A prevenção primária, essa quimera do investimento público, e persona non grata dos agentes económicos, que lucram com a maleita, é habitualmente relegada ao esquecimento. O facto das máquinas de venda automática continuarem a disponibilizar nas escolas junkfood a preços acessíveis, como refrigerantes ou batatas fritas, não parece ser motivo de alarme público, nem tampouco parece mobilizar seriamente o governo português ou as principais entidades de nutrição em Portugal para uma das principais ameaças à saúde das crianças portuguesas, que serão os futuros adultos. Jorge Ascensão, o presidente da Confederação Geral das Associações de Pais, refere numa entrevista que o problema "está mais ou menos controlado". Estará mesmo?
Por outro lado, quando vem à baila que se implementou um dia mensal de refeição vegetariana — uma refeição em 60 refeições que uma criança faz num mês — conforme sucedeu recentemente nos estabelecimentos de ensino pré-escolar e de 1º ciclo de ensino básico do concelho de Palmela, parece que se arma imediatamente um escândalo. A autarquia justificou a medida como pedagógica, referindo os benefícios de moderar o actual consumo excessivo de proteína animal e aumentar o consumo de vegetais entre os mais novos, o que não parece ter apaziguado os ânimos de muitos pais indignados, que apresentaram queixa contra o município, apesar da sua louvável iniciativa.

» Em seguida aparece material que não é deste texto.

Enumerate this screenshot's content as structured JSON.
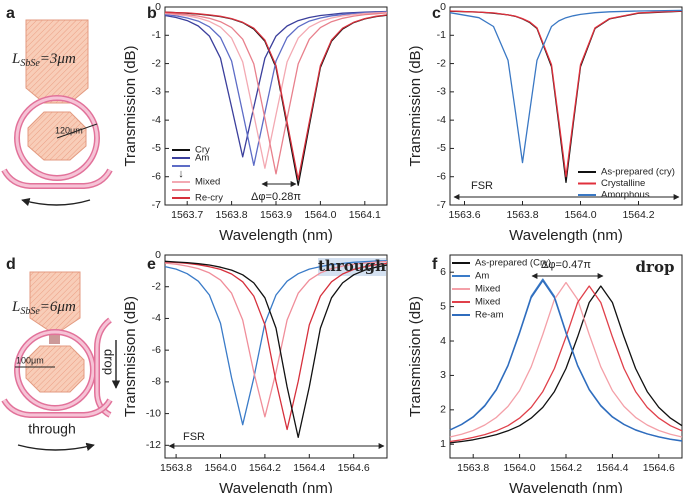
{
  "diagrams": {
    "a": {
      "panel": "a",
      "symbol": "L",
      "subscript": "SbSe",
      "value": "=3μm",
      "scale": "120μm"
    },
    "d": {
      "panel": "d",
      "symbol": "L",
      "subscript": "SbSe",
      "value": "=6μm",
      "scale": "100μm",
      "drop": "drop",
      "through": "through"
    }
  },
  "chart_data": [
    {
      "type": "line",
      "panel": "b",
      "xlabel": "Wavelength (nm)",
      "ylabel": "Transmission (dB)",
      "xlim": [
        1563.65,
        1564.15
      ],
      "ylim": [
        -7,
        0
      ],
      "xticks": [
        1563.7,
        1563.8,
        1563.9,
        {
          "value": 1564.0,
          "label": "1564.0"
        },
        1564.1
      ],
      "yticks": [
        -7,
        -6,
        -5,
        -4,
        -3,
        -2,
        -1,
        0
      ],
      "legend": "lower left",
      "annotations": [
        "Δφ=0.28π",
        "↓"
      ],
      "x": [
        1563.65,
        1563.675,
        1563.7,
        1563.725,
        1563.75,
        1563.775,
        1563.8,
        1563.825,
        1563.85,
        1563.875,
        1563.9,
        1563.925,
        1563.95,
        1563.975,
        1564.0,
        1564.025,
        1564.05,
        1564.075,
        1564.1,
        1564.125,
        1564.15
      ],
      "series": [
        {
          "name": "Cry",
          "color": "#111111",
          "values": [
            -0.18,
            -0.2,
            -0.22,
            -0.25,
            -0.29,
            -0.34,
            -0.42,
            -0.55,
            -0.78,
            -1.21,
            -2.14,
            -4.2,
            -6.3,
            -4.2,
            -2.14,
            -1.21,
            -0.78,
            -0.55,
            -0.42,
            -0.34,
            -0.29
          ]
        },
        {
          "name": "Am",
          "color": "#3b3f9c",
          "values": [
            -0.3,
            -0.37,
            -0.48,
            -0.67,
            -1.03,
            -1.81,
            -3.54,
            -5.3,
            -3.54,
            -1.81,
            -1.03,
            -0.67,
            -0.48,
            -0.37,
            -0.3,
            -0.26,
            -0.22,
            -0.2,
            -0.18,
            -0.17,
            -0.16
          ]
        },
        {
          "name": null,
          "color": "#5d6cc6",
          "values": [
            -0.27,
            -0.31,
            -0.39,
            -0.5,
            -0.7,
            -1.08,
            -1.91,
            -3.74,
            -5.6,
            -3.74,
            -1.91,
            -1.08,
            -0.7,
            -0.5,
            -0.39,
            -0.31,
            -0.27,
            -0.23,
            -0.2,
            -0.19,
            -0.17
          ]
        },
        {
          "name": "Mixed",
          "color": "#f3a9b2",
          "values": [
            -0.23,
            -0.27,
            -0.31,
            -0.39,
            -0.51,
            -0.71,
            -1.1,
            -1.94,
            -3.81,
            -5.7,
            -3.81,
            -1.94,
            -1.1,
            -0.71,
            -0.51,
            -0.39,
            -0.31,
            -0.27,
            -0.23,
            -0.21,
            -0.19
          ]
        },
        {
          "name": null,
          "color": "#e8808c",
          "values": [
            -0.21,
            -0.24,
            -0.27,
            -0.32,
            -0.4,
            -0.52,
            -0.73,
            -1.14,
            -2.01,
            -3.94,
            -5.9,
            -3.94,
            -2.01,
            -1.14,
            -0.73,
            -0.52,
            -0.4,
            -0.32,
            -0.27,
            -0.24,
            -0.21
          ]
        },
        {
          "name": "Re-cry",
          "color": "#d6303c",
          "values": [
            -0.18,
            -0.2,
            -0.21,
            -0.24,
            -0.28,
            -0.33,
            -0.41,
            -0.54,
            -0.75,
            -1.17,
            -2.07,
            -4.07,
            -6.1,
            -4.07,
            -2.07,
            -1.17,
            -0.75,
            -0.54,
            -0.41,
            -0.33,
            -0.28
          ]
        }
      ]
    },
    {
      "type": "line",
      "panel": "c",
      "xlabel": "Wavelength (nm)",
      "ylabel": "Transmission (dB)",
      "xlim": [
        1563.55,
        1564.35
      ],
      "ylim": [
        -7,
        0
      ],
      "xticks": [
        1563.6,
        1563.8,
        {
          "value": 1564.0,
          "label": "1564.0"
        },
        1564.2
      ],
      "yticks": [
        -7,
        -6,
        -5,
        -4,
        -3,
        -2,
        -1,
        0
      ],
      "legend": "lower right",
      "annotations": [
        "FSR"
      ],
      "x": [
        1563.55,
        1563.65,
        1563.7,
        1563.75,
        1563.775,
        1563.8,
        1563.825,
        1563.85,
        1563.9,
        1563.925,
        1563.95,
        1563.975,
        1564.0,
        1564.05,
        1564.1,
        1564.2,
        1564.35
      ],
      "series": [
        {
          "name": "As-prepared (cry)",
          "color": "#111111",
          "values": [
            -0.15,
            -0.18,
            -0.22,
            -0.28,
            -0.33,
            -0.42,
            -0.55,
            -0.76,
            -2.11,
            -4.14,
            -6.2,
            -4.14,
            -2.11,
            -0.76,
            -0.42,
            -0.22,
            -0.15
          ]
        },
        {
          "name": "Crystalline",
          "color": "#e0303c",
          "values": [
            -0.14,
            -0.18,
            -0.21,
            -0.28,
            -0.32,
            -0.41,
            -0.53,
            -0.74,
            -2.04,
            -4.01,
            -6.0,
            -4.01,
            -2.04,
            -0.74,
            -0.41,
            -0.21,
            -0.14
          ]
        },
        {
          "name": "Amorphous",
          "color": "#3a78c4",
          "values": [
            -0.2,
            -0.38,
            -0.69,
            -1.88,
            -3.67,
            -5.5,
            -3.67,
            -1.88,
            -0.69,
            -0.49,
            -0.38,
            -0.31,
            -0.26,
            -0.2,
            -0.17,
            -0.14,
            -0.12
          ]
        }
      ]
    },
    {
      "type": "line",
      "panel": "e",
      "xlabel": "Wavelength (nm)",
      "ylabel": "Transmisison (dB)",
      "xlim": [
        1563.75,
        1564.75
      ],
      "ylim": [
        -12.8,
        0
      ],
      "xticks": [
        1563.8,
        {
          "value": 1564.0,
          "label": "1564.0"
        },
        1564.2,
        1564.4,
        1564.6
      ],
      "yticks": [
        -12,
        -10,
        -8,
        -6,
        -4,
        -2,
        0
      ],
      "annotations": [
        "through",
        "FSR"
      ],
      "x": [
        1563.75,
        1563.8,
        1563.85,
        1563.9,
        1563.95,
        1564.0,
        1564.05,
        1564.1,
        1564.15,
        1564.2,
        1564.25,
        1564.3,
        1564.35,
        1564.4,
        1564.45,
        1564.5,
        1564.55,
        1564.6,
        1564.65,
        1564.7,
        1564.75
      ],
      "series": [
        {
          "name": null,
          "color": "#3a7bc8",
          "values": [
            -0.73,
            -0.89,
            -1.18,
            -1.65,
            -2.52,
            -4.3,
            -7.75,
            -10.7,
            -7.75,
            -4.3,
            -2.52,
            -1.65,
            -1.18,
            -0.89,
            -0.73,
            -0.6,
            -0.53,
            -0.46,
            -0.42,
            -0.38,
            -0.36
          ]
        },
        {
          "name": null,
          "color": "#f08e9a",
          "values": [
            -0.51,
            -0.58,
            -0.7,
            -0.86,
            -1.13,
            -1.58,
            -2.41,
            -4.1,
            -7.39,
            -10.2,
            -7.39,
            -4.1,
            -2.41,
            -1.58,
            -1.13,
            -0.86,
            -0.7,
            -0.58,
            -0.51,
            -0.45,
            -0.41
          ]
        },
        {
          "name": null,
          "color": "#d6303c",
          "values": [
            -0.43,
            -0.47,
            -0.53,
            -0.61,
            -0.74,
            -0.91,
            -1.2,
            -1.69,
            -2.59,
            -4.41,
            -7.97,
            -11.0,
            -7.97,
            -4.41,
            -2.59,
            -1.69,
            -1.2,
            -0.91,
            -0.74,
            -0.61,
            -0.53
          ]
        },
        {
          "name": null,
          "color": "#111111",
          "values": [
            -0.4,
            -0.44,
            -0.48,
            -0.55,
            -0.63,
            -0.77,
            -0.95,
            -1.25,
            -1.76,
            -2.7,
            -4.61,
            -8.32,
            -11.5,
            -8.32,
            -4.61,
            -2.7,
            -1.76,
            -1.25,
            -0.95,
            -0.77,
            -0.63
          ]
        }
      ]
    },
    {
      "type": "line",
      "panel": "f",
      "xlabel": "Wavelength (nm)",
      "ylabel": "Transmission (dB)",
      "xlim": [
        1563.7,
        1564.7
      ],
      "ylim": [
        0.6,
        6.5
      ],
      "xticks": [
        1563.8,
        {
          "value": 1564.0,
          "label": "1564.0"
        },
        1564.2,
        1564.4,
        1564.6
      ],
      "yticks": [
        1,
        2,
        3,
        4,
        5,
        6
      ],
      "legend": "upper left",
      "annotations": [
        "Δφ=0.47π",
        "drop"
      ],
      "x": [
        1563.7,
        1563.75,
        1563.8,
        1563.85,
        1563.9,
        1563.95,
        1564.0,
        1564.05,
        1564.1,
        1564.15,
        1564.2,
        1564.25,
        1564.3,
        1564.35,
        1564.4,
        1564.45,
        1564.5,
        1564.55,
        1564.6,
        1564.65,
        1564.7
      ],
      "series": [
        {
          "name": "As-prepared (Cry)",
          "color": "#111111",
          "values": [
            1.04,
            1.08,
            1.13,
            1.2,
            1.28,
            1.39,
            1.54,
            1.76,
            2.07,
            2.53,
            3.2,
            4.12,
            5.12,
            5.6,
            5.12,
            4.12,
            3.2,
            2.53,
            2.07,
            1.76,
            1.54
          ]
        },
        {
          "name": "Am",
          "color": "#3a7bc8",
          "values": [
            1.42,
            1.58,
            1.8,
            2.13,
            2.6,
            3.3,
            4.26,
            5.3,
            5.8,
            5.3,
            4.26,
            3.3,
            2.6,
            2.13,
            1.8,
            1.58,
            1.42,
            1.3,
            1.22,
            1.15,
            1.1
          ]
        },
        {
          "name": "Mixed",
          "color": "#f4a0a8",
          "values": [
            1.21,
            1.29,
            1.4,
            1.56,
            1.78,
            2.1,
            2.56,
            3.25,
            4.19,
            5.21,
            5.7,
            5.21,
            4.19,
            3.25,
            2.56,
            2.1,
            1.78,
            1.56,
            1.4,
            1.29,
            1.21
          ]
        },
        {
          "name": "Mixed",
          "color": "#e0404a",
          "values": [
            1.08,
            1.13,
            1.2,
            1.28,
            1.39,
            1.54,
            1.76,
            2.07,
            2.53,
            3.2,
            4.12,
            5.12,
            5.6,
            5.12,
            4.12,
            3.2,
            2.53,
            2.07,
            1.76,
            1.54,
            1.39
          ]
        },
        {
          "name": "Re-am",
          "color": "#2f6cbd",
          "values": [
            1.41,
            1.57,
            1.79,
            2.11,
            2.58,
            3.28,
            4.23,
            5.26,
            5.75,
            5.26,
            4.23,
            3.28,
            2.58,
            2.11,
            1.79,
            1.57,
            1.41,
            1.3,
            1.21,
            1.14,
            1.09
          ]
        }
      ]
    }
  ]
}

Estamos habituados à ingerência das instituições em inúmeros aspectos do nosso dia-a-dia, em prol da educação e dos benefícios a longo prazo que colhemos, como é o caso da Segurança Social, mas parece que a alimentação foge à regra. Precisamos por isso de mais autarquias com propostas e medidas ousadas, que tenham em consideração o melhor interesse das crianças e da sociedade.